The production of automobiles in North America is highly integrated through the U.S.-Mexico-Canada Agreement (USMCA)
Under Biden and Kerry, the United States has stressed the need for more aggressive action to address global warming. Lopez Obrador, on the other hand, has cut the environment ministry’s budget as part of an austerity drive and dismantled policies promoting private investment in renewable energy.
Research coalition Climate Action Tracker rates Mexico’s overall climate plan as “Highly Insufficient”, saying its policies and actions will “lead to rising, rather than falling, emissions and are not at all consistent with the Paris Agreement’s 1.5°C temperature limit.”
Lopez Obrador says he will tackle carbon emissions by revitalizing dilapidated hydropower projects under state control and through the tree planting program, called Sembrando Vida, which aims to plant 700,000 trees.

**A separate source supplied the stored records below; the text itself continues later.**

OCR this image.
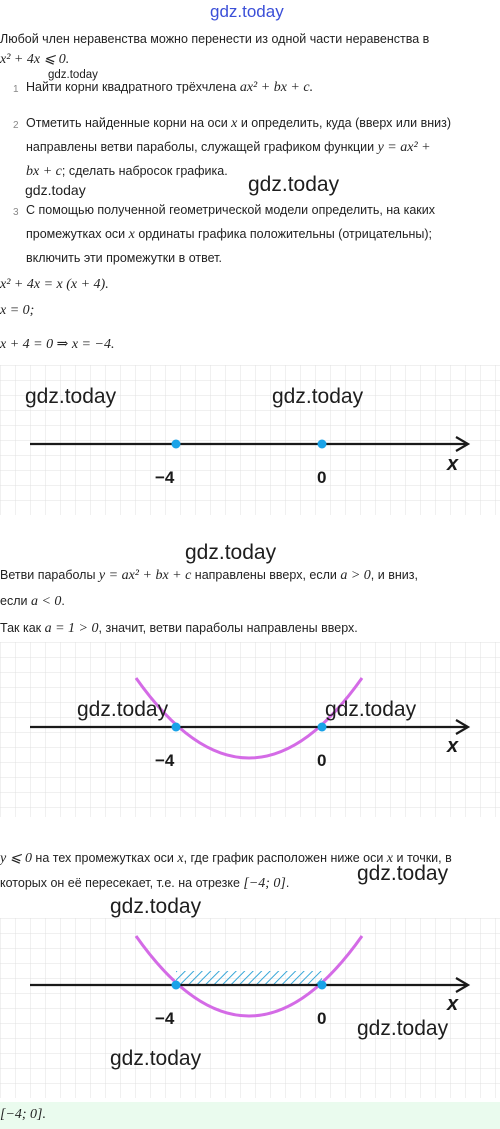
gdz.today
Любой член неравенства можно перенести из одной части неравенства в
x² + 4x ⩽ 0.
gdz.today
1 Найти корни квадратного трёхчлена ax² + bx + c.
2 Отметить найденные корни на оси x и определить, куда (вверх или вниз)
направлены ветви параболы, служащей графиком функции y = ax² +
bx + c; сделать набросок графика.
gdz.today	gdz.today
3 С помощью полученной геометрической модели определить, на каких
промежутках оси x ординаты графика положительны (отрицательны);
включить эти промежутки в ответ.
x² + 4x = x (x + 4).
x = 0;
x + 4 = 0 ⇒ x = −4.
−4	0
x
gdz.today	gdz.today
gdz.today
Ветви параболы y = ax² + bx + c направлены вверх, если a > 0, и вниз,
если a < 0.
Так как a = 1 > 0, значит, ветви параболы направлены вверх.
−4	0
x
gdz.today	gdz.today
y ⩽ 0 на тех промежутках оси x, где график расположен ниже оси x и точки, в
которых он её пересекает, т.е. на отрезке [−4; 0].	gdz.today
gdz.today
−4	0
x
gdz.today
gdz.today
[−4; 0].
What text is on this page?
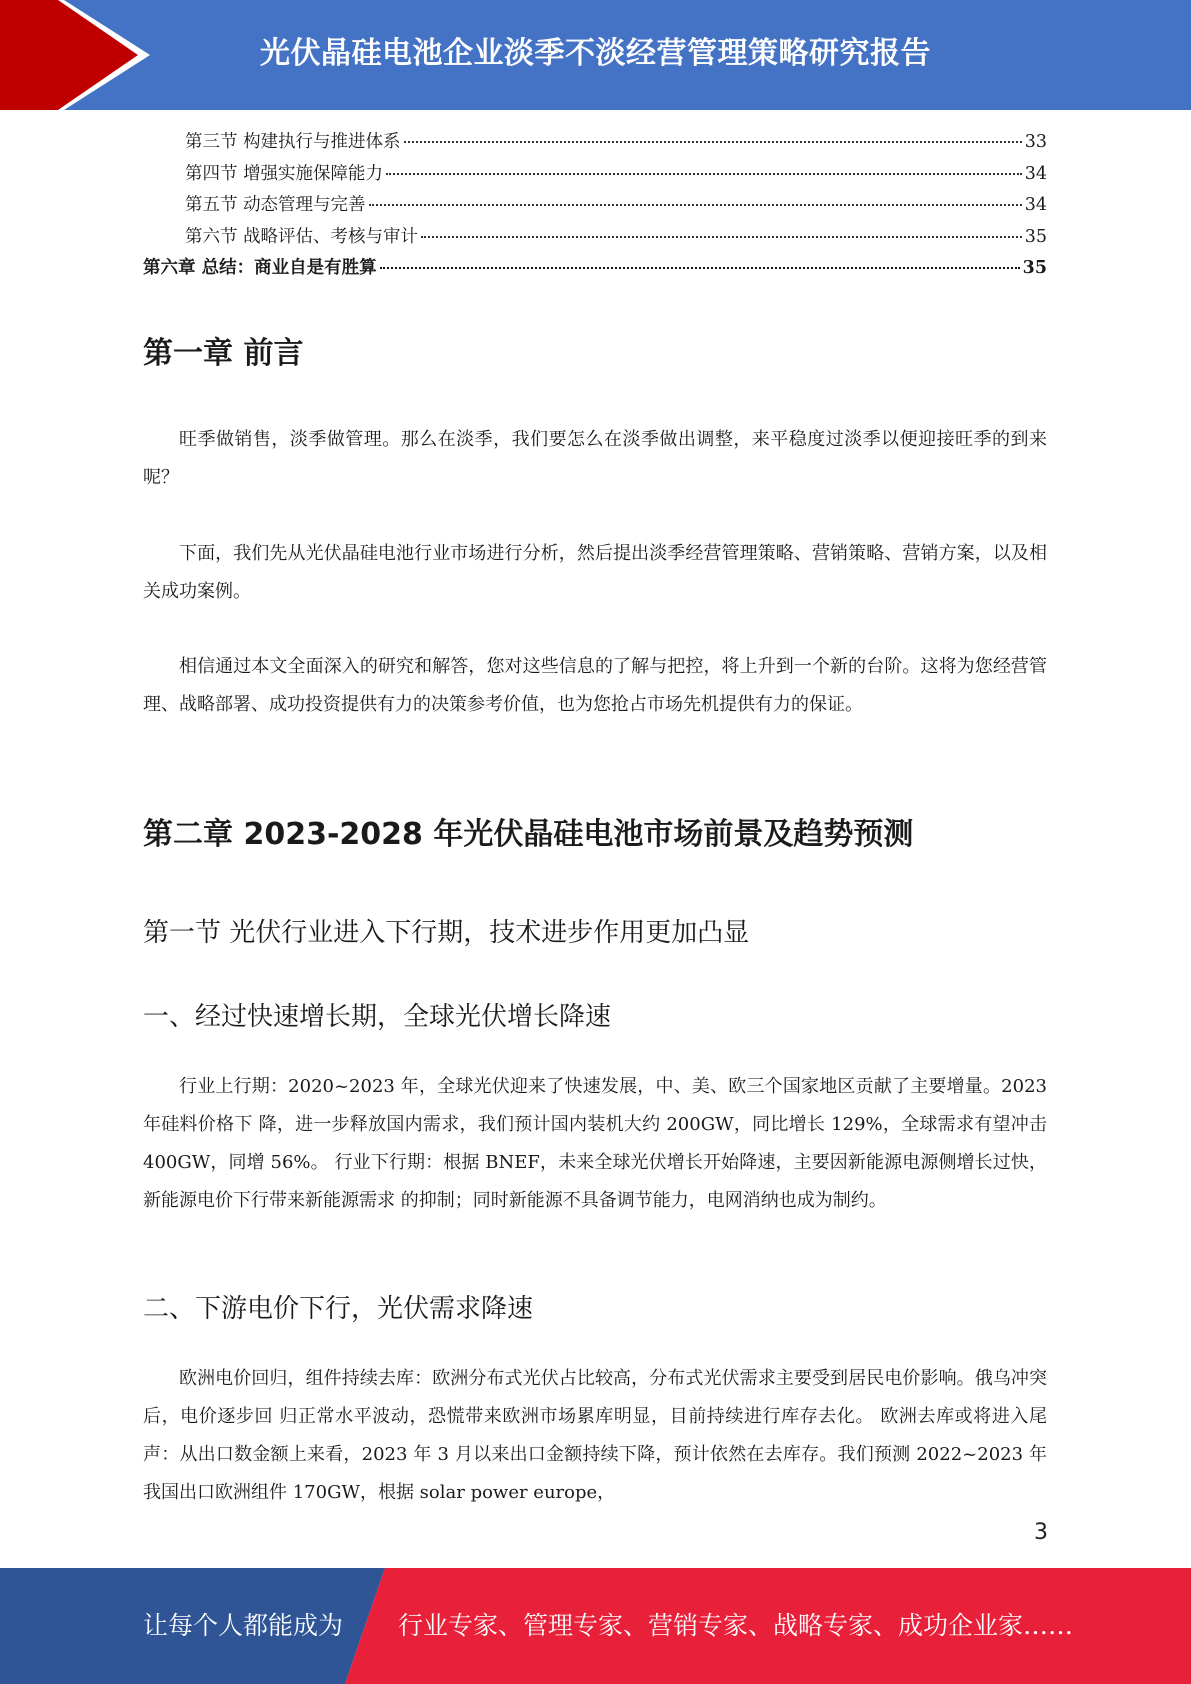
光伏晶硅电池企业淡季不淡经营管理策略研究报告
第三节 构建执行与推进体系	33
第四节 增强实施保障能力	34
第五节 动态管理与完善	34
第六节 战略评估、考核与审计	35
第六章 总结：商业自是有胜算	35
第一章 前言

旺季做销售，淡季做管理。那么在淡季，我们要怎么在淡季做出调整，来平稳度过淡季以便迎接旺季的到来呢？

下面，我们先从光伏晶硅电池行业市场进行分析，然后提出淡季经营管理策略、营销策略、营销方案，以及相关成功案例。

相信通过本文全面深入的研究和解答，您对这些信息的了解与把控，将上升到一个新的台阶。这将为您经营管理、战略部署、成功投资提供有力的决策参考价值，也为您抢占市场先机提供有力的保证。

第二章 2023-2028 年光伏晶硅电池市场前景及趋势预测
第一节 光伏行业进入下行期，技术进步作用更加凸显
一、经过快速增长期，全球光伏增长降速

行业上行期：2020~2023 年，全球光伏迎来了快速发展，中、美、欧三个国家地区贡献了主要增量。2023 年硅料价格下 降，进一步释放国内需求，我们预计国内装机大约 200GW，同比增长 129%，全球需求有望冲击 400GW，同增 56%。 行业下行期：根据 BNEF，未来全球光伏增长开始降速，主要因新能源电源侧增长过快，新能源电价下行带来新能源需求 的抑制；同时新能源不具备调节能力，电网消纳也成为制约。

二、下游电价下行，光伏需求降速

欧洲电价回归，组件持续去库：欧洲分布式光伏占比较高，分布式光伏需求主要受到居民电价影响。俄乌冲突后，电价逐步回 归正常水平波动，恐慌带来欧洲市场累库明显，目前持续进行库存去化。 欧洲去库或将进入尾声：从出口数金额上来看，2023 年 3 月以来出口金额持续下降，预计依然在去库存。我们预测 2022~2023 年我国出口欧洲组件 170GW，根据 solar power europe，

3
让每个人都能成为 行业专家、管理专家、营销专家、战略专家、成功企业家……
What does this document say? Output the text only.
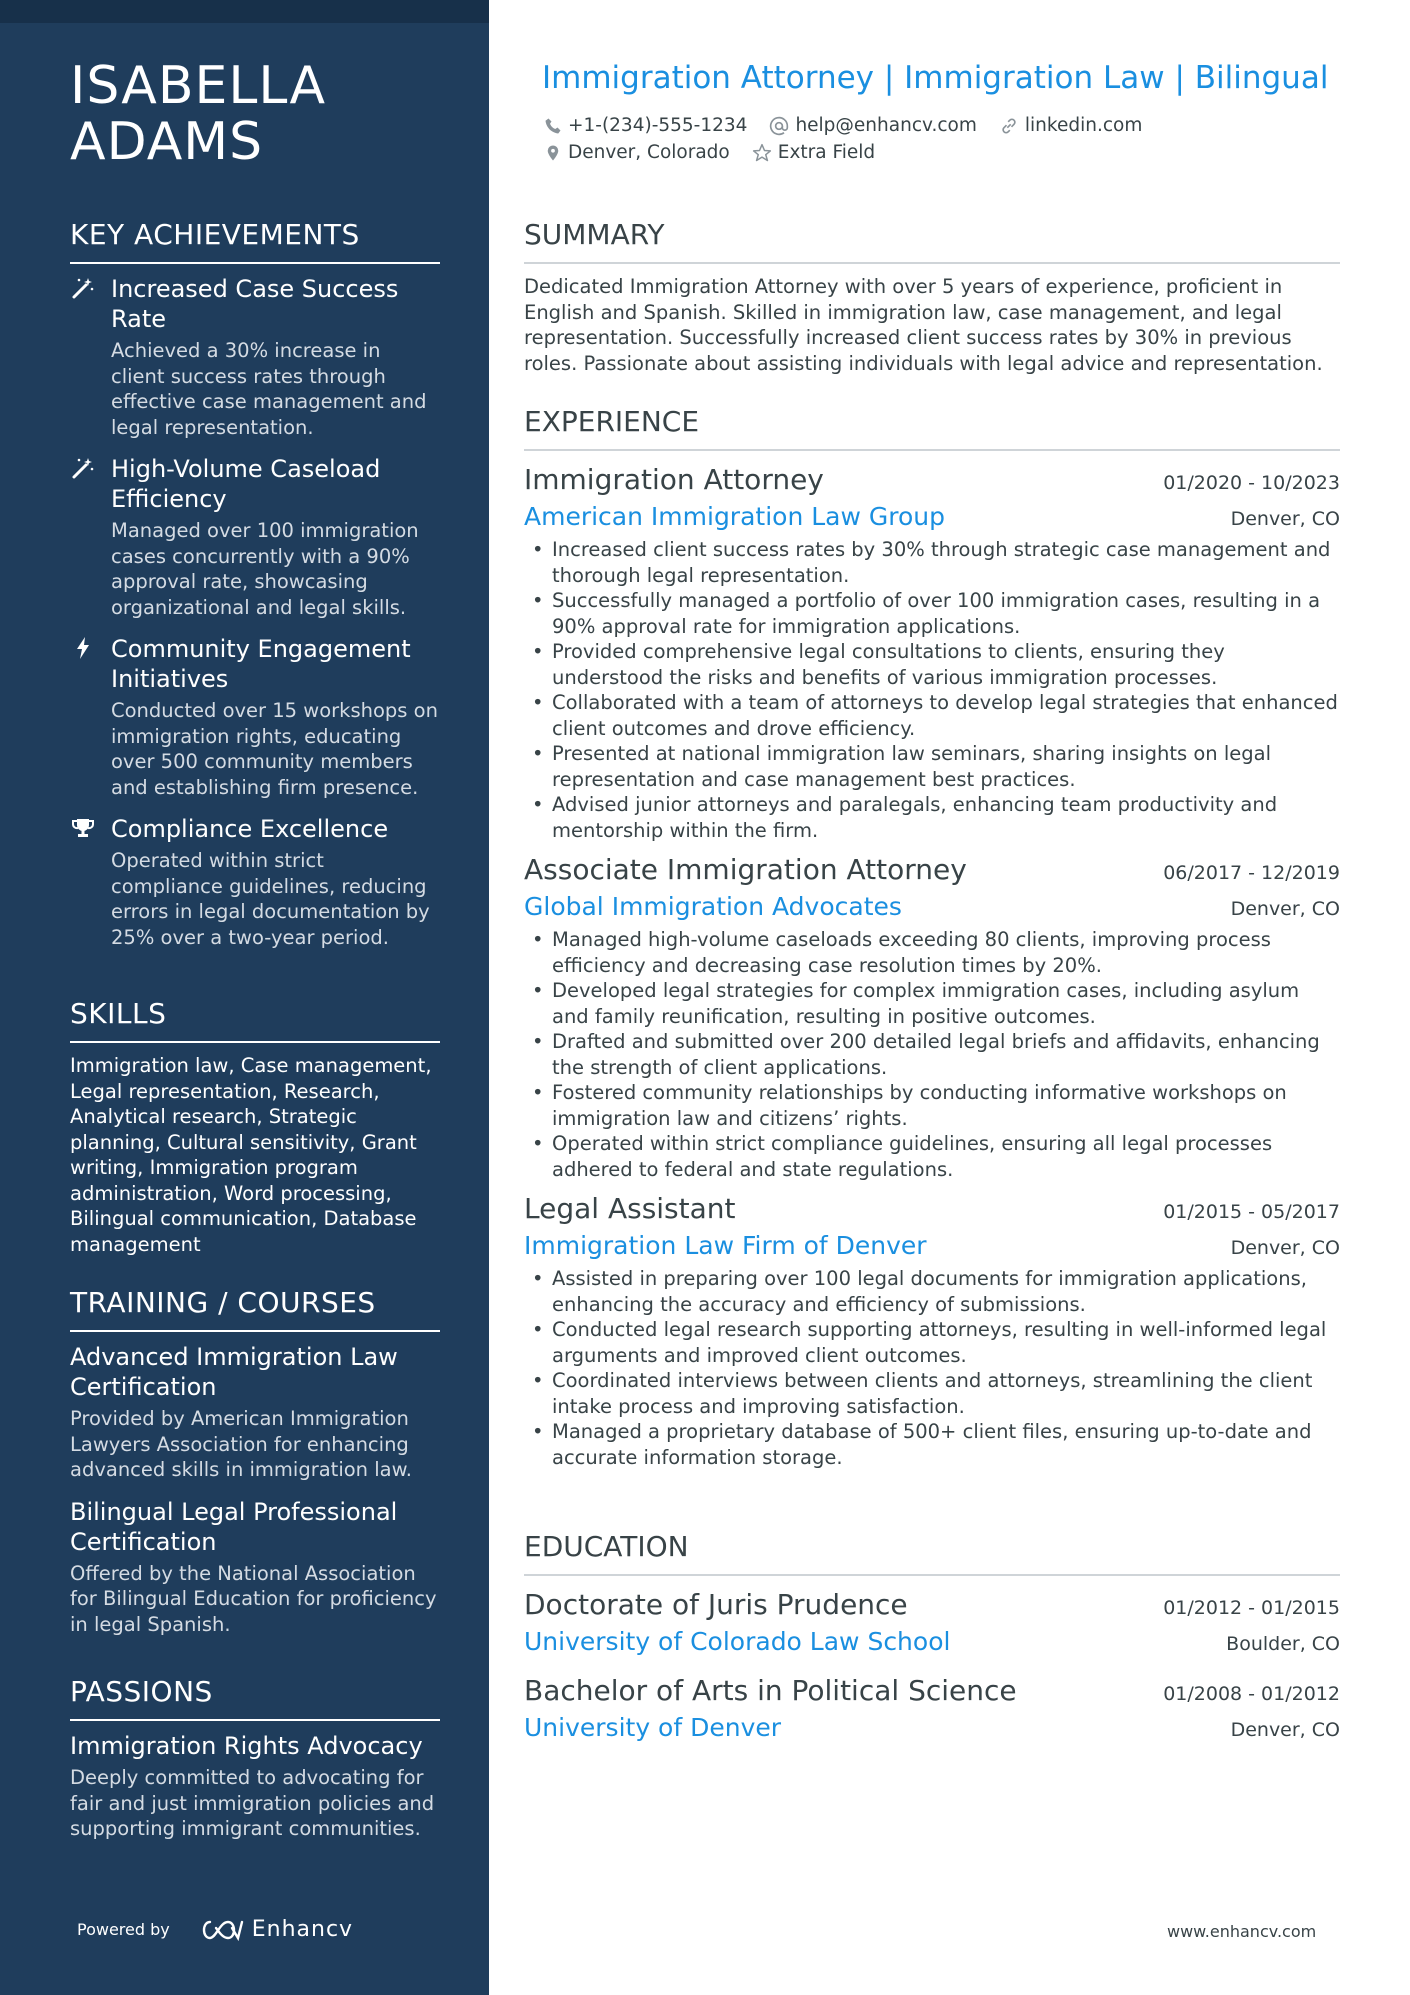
ISABELLA
ADAMS
KEY ACHIEVEMENTS
Increased Case Success Rate
Achieved a 30% increase in client success rates through effective case management and legal representation.
High-Volume Caseload Efficiency
Managed over 100 immigration cases concurrently with a 90% approval rate, showcasing organizational and legal skills.
Community Engagement Initiatives
Conducted over 15 workshops on immigration rights, educating over 500 community members and establishing firm presence.
Compliance Excellence
Operated within strict compliance guidelines, reducing errors in legal documentation by 25% over a two-year period.
SKILLS
Immigration law, Case management, Legal representation, Research, Analytical research, Strategic planning, Cultural sensitivity, Grant writing, Immigration program administration, Word processing, Bilingual communication, Database management
TRAINING / COURSES
Advanced Immigration Law Certification
Provided by American Immigration Lawyers Association for enhancing advanced skills in immigration law.
Bilingual Legal Professional Certification
Offered by the National Association for Bilingual Education for proficiency in legal Spanish.
PASSIONS
Immigration Rights Advocacy
Deeply committed to advocating for fair and just immigration policies and supporting immigrant communities.
Powered by	Enhancv
Immigration Attorney | Immigration Law | Bilingual
+1-(234)-555-1234	help@enhancv.com	linkedin.com
Denver, Colorado	Extra Field
SUMMARY
Dedicated Immigration Attorney with over 5 years of experience, proficient in English and Spanish. Skilled in immigration law, case management, and legal representation. Successfully increased client success rates by 30% in previous roles. Passionate about assisting individuals with legal advice and representation.
EXPERIENCE
Immigration Attorney	01/2020 - 10/2023
American Immigration Law Group	Denver, CO
• Increased client success rates by 30% through strategic case management and thorough legal representation.
• Successfully managed a portfolio of over 100 immigration cases, resulting in a 90% approval rate for immigration applications.
• Provided comprehensive legal consultations to clients, ensuring they understood the risks and benefits of various immigration processes.
• Collaborated with a team of attorneys to develop legal strategies that enhanced client outcomes and drove efficiency.
• Presented at national immigration law seminars, sharing insights on legal representation and case management best practices.
• Advised junior attorneys and paralegals, enhancing team productivity and mentorship within the firm.
Associate Immigration Attorney	06/2017 - 12/2019
Global Immigration Advocates	Denver, CO
• Managed high-volume caseloads exceeding 80 clients, improving process efficiency and decreasing case resolution times by 20%.
• Developed legal strategies for complex immigration cases, including asylum and family reunification, resulting in positive outcomes.
• Drafted and submitted over 200 detailed legal briefs and affidavits, enhancing the strength of client applications.
• Fostered community relationships by conducting informative workshops on immigration law and citizens’ rights.
• Operated within strict compliance guidelines, ensuring all legal processes adhered to federal and state regulations.
Legal Assistant	01/2015 - 05/2017
Immigration Law Firm of Denver	Denver, CO
• Assisted in preparing over 100 legal documents for immigration applications, enhancing the accuracy and efficiency of submissions.
• Conducted legal research supporting attorneys, resulting in well-informed legal arguments and improved client outcomes.
• Coordinated interviews between clients and attorneys, streamlining the client intake process and improving satisfaction.
• Managed a proprietary database of 500+ client files, ensuring up-to-date and accurate information storage.
EDUCATION
Doctorate of Juris Prudence	01/2012 - 01/2015
University of Colorado Law School	Boulder, CO
Bachelor of Arts in Political Science	01/2008 - 01/2012
University of Denver	Denver, CO
www.enhancv.com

But he has also focused on reviving state-run oil and power generation companies, and his government has prioritized fossil fuels over renewable energy sources for Mexico’s national grid.
Mexico, the second-largest greenhouse gas emitter in Latin America, is seen as vulnerable to climate change and extreme weather patterns, with tropical cyclones and floods battering the country every year.
By 2030, Mexico plans to reduce greenhouse gas emissions by 22% over a business-as-usual scenario. Brazil, the region’s biggest polluter, aims to cut its emissions by 43% by 2030 compared to 2005 levels.